Lower Your Blood Pressure
If you need to relieve some of that tension professionally, drop by the famous 1960s embodiment of Big Sur soul—the cliff-edge retreat of Esalen.Perched high above the Pacific Ocean outside Lucia, Esalen is criss-crossed with paths and dotted with organic vegetable gardens and pavilions stocked with radiating instructors of all ages who instruct classes on everything from yoga to psychological group process. And (as if you had to ask) clothing is optional at the hot spring and its several tubs. The property turns 50 this year, so get your freak on in late September and early October as Esalen welcomes back the dreamers who helped build it.
If you prefer to keep your clothes on, skip the hippies (somewhat) and grab a bite with a view at another Big Sur icon: Nepenthe Restaurant, 20 km north of Esalen and a favourite for travellers since 1949. Owned by the same family for more than six decades, the views—courtesy of big wooden tables positioned perfectly to breathe in the Pacific below—are unsurpassed. Lunch is at 11:30 a.m. and dinner, with some of the best sunsets in the Golden State, starts at 5 p.m. For a more formal meal, Ventana Inn and Spa, just a few minutes up the road, serves local fare in local surroundings—all polished logs, river stones and windows. The 243-acre property is probably the poshest resort en route with Japanese hot baths and a sprawling spa—some rooms even come with a fireplace and hot tub.
Coast with the Most
To either end the day—or start it off in true Big Sur style—keep your eyes open for Julia Pfeiffer Burns State Park about 15 km past the Ventana Inn, where more than 2,100 acres of coastal redwood-forested mountains await. Even if you’re spent, make sure to hike the trail to the 25-metre-tall McWay Waterfall. Just a bit past that, in the Los Padres National Forest, an unmarked road (technically Sycamore Canyon Road) plunges into the coastal forest west towards Pfeiffer Beach, a raw, enormous mash-up of sand dunes, windblown cypress trees and jutting rock faces worth a couple of hours of beachcombing.
Big Sur City
The biggest settlement on the entire drive is the village of Big Sur itself, which hugs the eponymous river and sits in a lush valley of giant trees.

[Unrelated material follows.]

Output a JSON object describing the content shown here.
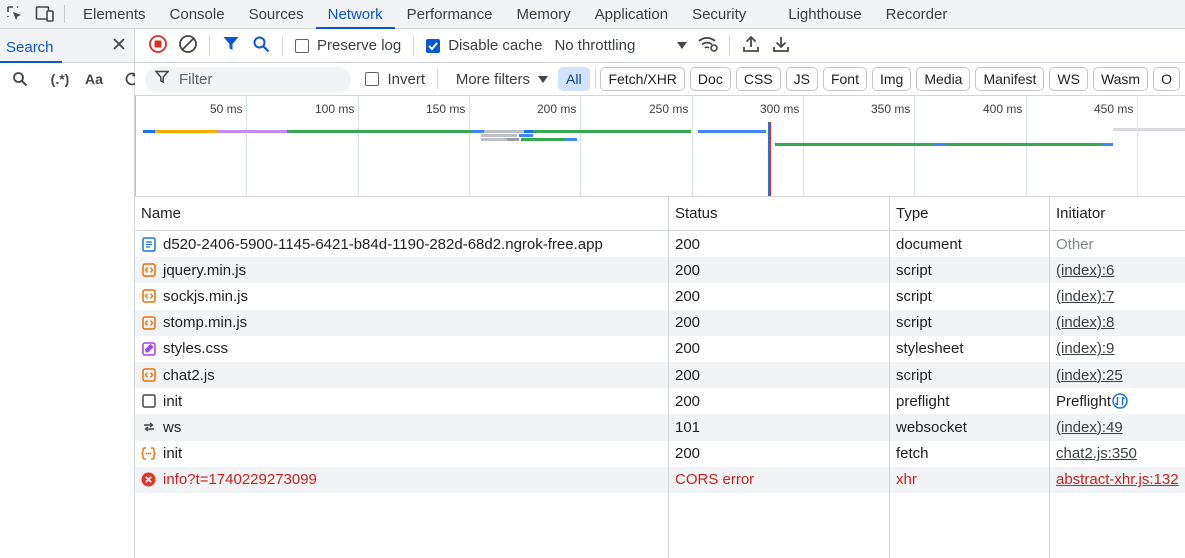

Tiny markets, simple restaurants and a handful of rustic hotels keep the 1,000 or so residents happy and keen to share their forest kingdom with visitors.
The Last 50 km
The canopy gradually thins and sheer rock faces give way to at least a half-dozen parks and reserves that do their best to coax you off the road as you cross Bixby Creek Bridge (which itself is an engineering marvel). Soon after, you’ll loosen the grip on the wheel as you hit the bluffs closer to Carmel-by-the-Sea and its fiercely proud famous residents ranging from Clint Eastwood to Brad Pitt. If you can resist the wide, empty beaches, flower meadows and poetic lighthouses, then the north part of Big Sur is easily done as a day trip from Carmel and Monterey—even in the outside lane.